The 20 stages of needle felting

image

  1. Oh my god, I’ve got the best idea for a project ever, I can’t wait to start it!!!
  2. Ugh, I can’t start it until I’ve finished my current project.  Stupid project.
  3. Actually there are about 8 projects I want to do next – which one should I choose?
  4. Ok, project finished, time to start the new one!
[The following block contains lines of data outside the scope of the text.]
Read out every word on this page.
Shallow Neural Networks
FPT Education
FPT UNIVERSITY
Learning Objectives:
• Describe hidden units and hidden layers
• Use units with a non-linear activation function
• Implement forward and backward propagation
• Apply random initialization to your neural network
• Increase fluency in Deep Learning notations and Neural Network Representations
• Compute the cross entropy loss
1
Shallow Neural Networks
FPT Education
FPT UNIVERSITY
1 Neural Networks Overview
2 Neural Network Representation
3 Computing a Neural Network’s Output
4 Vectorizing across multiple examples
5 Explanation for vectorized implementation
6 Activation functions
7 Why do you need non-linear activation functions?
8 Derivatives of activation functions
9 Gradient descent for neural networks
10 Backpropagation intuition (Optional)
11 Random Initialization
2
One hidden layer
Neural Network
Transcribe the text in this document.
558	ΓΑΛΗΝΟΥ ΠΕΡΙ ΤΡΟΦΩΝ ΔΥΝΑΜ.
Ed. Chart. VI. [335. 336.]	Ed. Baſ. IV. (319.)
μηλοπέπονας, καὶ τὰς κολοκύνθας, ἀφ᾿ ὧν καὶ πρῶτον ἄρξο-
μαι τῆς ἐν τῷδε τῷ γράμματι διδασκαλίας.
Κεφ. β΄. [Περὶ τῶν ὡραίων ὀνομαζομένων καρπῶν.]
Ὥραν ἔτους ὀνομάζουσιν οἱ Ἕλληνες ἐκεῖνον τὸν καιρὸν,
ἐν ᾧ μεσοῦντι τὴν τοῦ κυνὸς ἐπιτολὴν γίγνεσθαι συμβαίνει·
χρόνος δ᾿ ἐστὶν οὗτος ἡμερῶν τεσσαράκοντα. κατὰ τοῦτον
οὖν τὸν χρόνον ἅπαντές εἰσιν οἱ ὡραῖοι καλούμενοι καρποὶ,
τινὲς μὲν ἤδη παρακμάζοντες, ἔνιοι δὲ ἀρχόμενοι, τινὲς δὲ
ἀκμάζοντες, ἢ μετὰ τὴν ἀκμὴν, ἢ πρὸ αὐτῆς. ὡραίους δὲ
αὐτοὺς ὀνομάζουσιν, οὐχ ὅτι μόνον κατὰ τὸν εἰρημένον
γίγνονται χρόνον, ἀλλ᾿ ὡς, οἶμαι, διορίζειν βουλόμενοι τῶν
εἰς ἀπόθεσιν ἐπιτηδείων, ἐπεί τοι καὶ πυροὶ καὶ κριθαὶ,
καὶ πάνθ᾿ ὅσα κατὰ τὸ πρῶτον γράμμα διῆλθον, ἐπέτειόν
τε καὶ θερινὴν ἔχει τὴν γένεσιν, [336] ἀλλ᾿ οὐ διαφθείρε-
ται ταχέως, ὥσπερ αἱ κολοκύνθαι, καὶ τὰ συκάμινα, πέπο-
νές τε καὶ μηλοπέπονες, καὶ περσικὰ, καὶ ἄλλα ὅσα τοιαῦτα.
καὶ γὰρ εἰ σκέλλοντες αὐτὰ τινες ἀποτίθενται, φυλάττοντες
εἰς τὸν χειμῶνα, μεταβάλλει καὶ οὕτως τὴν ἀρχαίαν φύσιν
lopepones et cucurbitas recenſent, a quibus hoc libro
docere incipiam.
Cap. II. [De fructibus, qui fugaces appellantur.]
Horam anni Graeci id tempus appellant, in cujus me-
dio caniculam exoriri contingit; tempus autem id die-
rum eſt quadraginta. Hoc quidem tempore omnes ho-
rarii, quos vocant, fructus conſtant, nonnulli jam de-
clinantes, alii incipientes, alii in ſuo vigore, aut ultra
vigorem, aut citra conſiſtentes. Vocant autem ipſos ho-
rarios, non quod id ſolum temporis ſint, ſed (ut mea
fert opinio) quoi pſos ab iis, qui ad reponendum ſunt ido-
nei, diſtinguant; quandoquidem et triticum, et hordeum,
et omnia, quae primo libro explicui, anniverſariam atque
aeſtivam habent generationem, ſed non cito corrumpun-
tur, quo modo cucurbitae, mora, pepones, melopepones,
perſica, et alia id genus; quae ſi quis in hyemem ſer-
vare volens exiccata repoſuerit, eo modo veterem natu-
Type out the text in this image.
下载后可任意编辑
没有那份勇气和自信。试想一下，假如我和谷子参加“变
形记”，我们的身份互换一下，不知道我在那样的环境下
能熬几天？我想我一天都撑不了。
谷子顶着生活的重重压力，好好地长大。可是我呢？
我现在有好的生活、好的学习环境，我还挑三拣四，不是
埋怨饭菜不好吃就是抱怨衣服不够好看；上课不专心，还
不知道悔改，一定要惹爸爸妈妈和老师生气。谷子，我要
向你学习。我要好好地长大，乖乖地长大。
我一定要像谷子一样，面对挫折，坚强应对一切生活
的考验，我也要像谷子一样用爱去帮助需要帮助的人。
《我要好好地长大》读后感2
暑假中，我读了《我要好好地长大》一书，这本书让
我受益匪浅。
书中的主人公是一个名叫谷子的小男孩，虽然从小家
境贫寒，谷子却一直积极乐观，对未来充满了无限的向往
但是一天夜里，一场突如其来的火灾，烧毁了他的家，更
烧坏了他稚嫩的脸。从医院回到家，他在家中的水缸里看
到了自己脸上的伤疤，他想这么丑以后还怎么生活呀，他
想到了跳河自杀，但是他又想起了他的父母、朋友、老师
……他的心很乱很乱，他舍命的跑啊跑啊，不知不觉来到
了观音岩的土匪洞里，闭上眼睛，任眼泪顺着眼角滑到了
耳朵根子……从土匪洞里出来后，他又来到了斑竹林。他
Dive right in!
  5. Should have planned it a bit more.
  6. I hate starting new projects, just making basic shapes out of core wool – so tedious.
  7. Ok, adding features in core wool now, a bit more interesting.
  8. Ack, this looks terrible, I’m the worst felter in the woooorld!
  9. That’s it, I’m giving up on this project.
  10. I’m giving up felting!
  11. Maybe if I add some colour it will start to look better.
  12. Should have waited before adding colour.
  13. I wish I’d chosen a different design to make.
  14. Oh, this is actually starting to look pretty decent.
  15. Ah, it’s coming along nicely now.
  16. I like it!
  17. Getting bored of it now.
  18. It’s looking good, maybe I should stop here.
  19. I should have stopped when I first thought of it.
  20. Oh my god, I’ve got the best idea for a project ever, I can’t wait to start it!

On the question of names

imageI’m pretty certain that one day my son will be lying down on a long couch and sobbing to a therapist about how his mummy made hundreds of toys but he was never allowed to play with them.  For me, if not other needle felting parents, this is what causes me the most grief.

He’s 3.  I barely trust my husband with handling my creations, let alone the heavy-handed, sticky-pawed mini Dexter that lives with us.  He tries so hard to be gentle and, for the first 5 minutes (if I’m lucky) he remembers to be ‘very carefully’ [sic] with my models.  Then it all goes to hell.  Limbs get pulled off, eyes mysteriously shift position, wool fluffs up so much it may as well be back on the sheep – you get the picture.

I’ve stopped showing him the majority of my creations now partly because of this, and partly because he doesn’t especially like my Dead Eric series and quite frankly I don’t handle criticism well (especially when it’s being dished out by a certified poo poo head.). My son doesn’t sugar coat things – he licks the sugar off his opinions and studies you out of the corners of his eyes before dishing out devastating repostes.  That’s my boy.

So we’ve reached a compromise.  I make him his own felted creatures, which he is welcome to destroy to his heart’s content; he abandons them after a cursory glance and resumes his efforts to reach Barry the Bat (with his irresistibly fragile wings).  Hey, I didn’t say it was a good compromise!

He’s too young for needle felting himself (well duh!) but I do like to get him involved.  We have a little ritual now that we both enjoy – the viewing of the sketchbook.  Whenever I’ve designed a new character or creation we sit down together and it’s his job to come up with their names.  This is how we’ve ended up with names such as Hesserly the hedgehog, and Apple Boo and Cooloo the Felted Fiercies.  There are names that make sense, such as ‘Stampy Feet’ the monster and ‘Little Ears’ the sheep (although its ears aren’t particularly little, if I’m honest).  ‘Mr Nose’ the pig I can see the reasoning behind; the same with ‘Running Around’ the fox and ‘Scruffly’ the badger.  I’m not too sure of the logic behind ‘Swoo’ the rat, ‘Agorda’ the wolf or ‘Lops’ the owlet, but I presume there is some in his little three year old brain.  I don’t know where he got the idea for ‘Derek’ the seahorse or ‘Barry’ the bat, but they’re proper names at least.  ‘Dratty’ the bee I quite like.  I have my reservations about ‘Splats’ the Day of the Dead figure though, and Deydrick the raccoon just baffles me.

i think everyone needs a 3 year old to name things.  Hours of fun.

Distracting him with this new position of authority doesn’t stop him from asking, twinkly-eyed with hope, ‘is that a new one, mummy’ whenever he sees me surreptuously sneaking a new creation onto my designated felt-shelf, but it at least distracts him long enough for me to stand a Dead Eric or two on guard to protect them.  He’ll probably be mentioning that to the therapist one day too.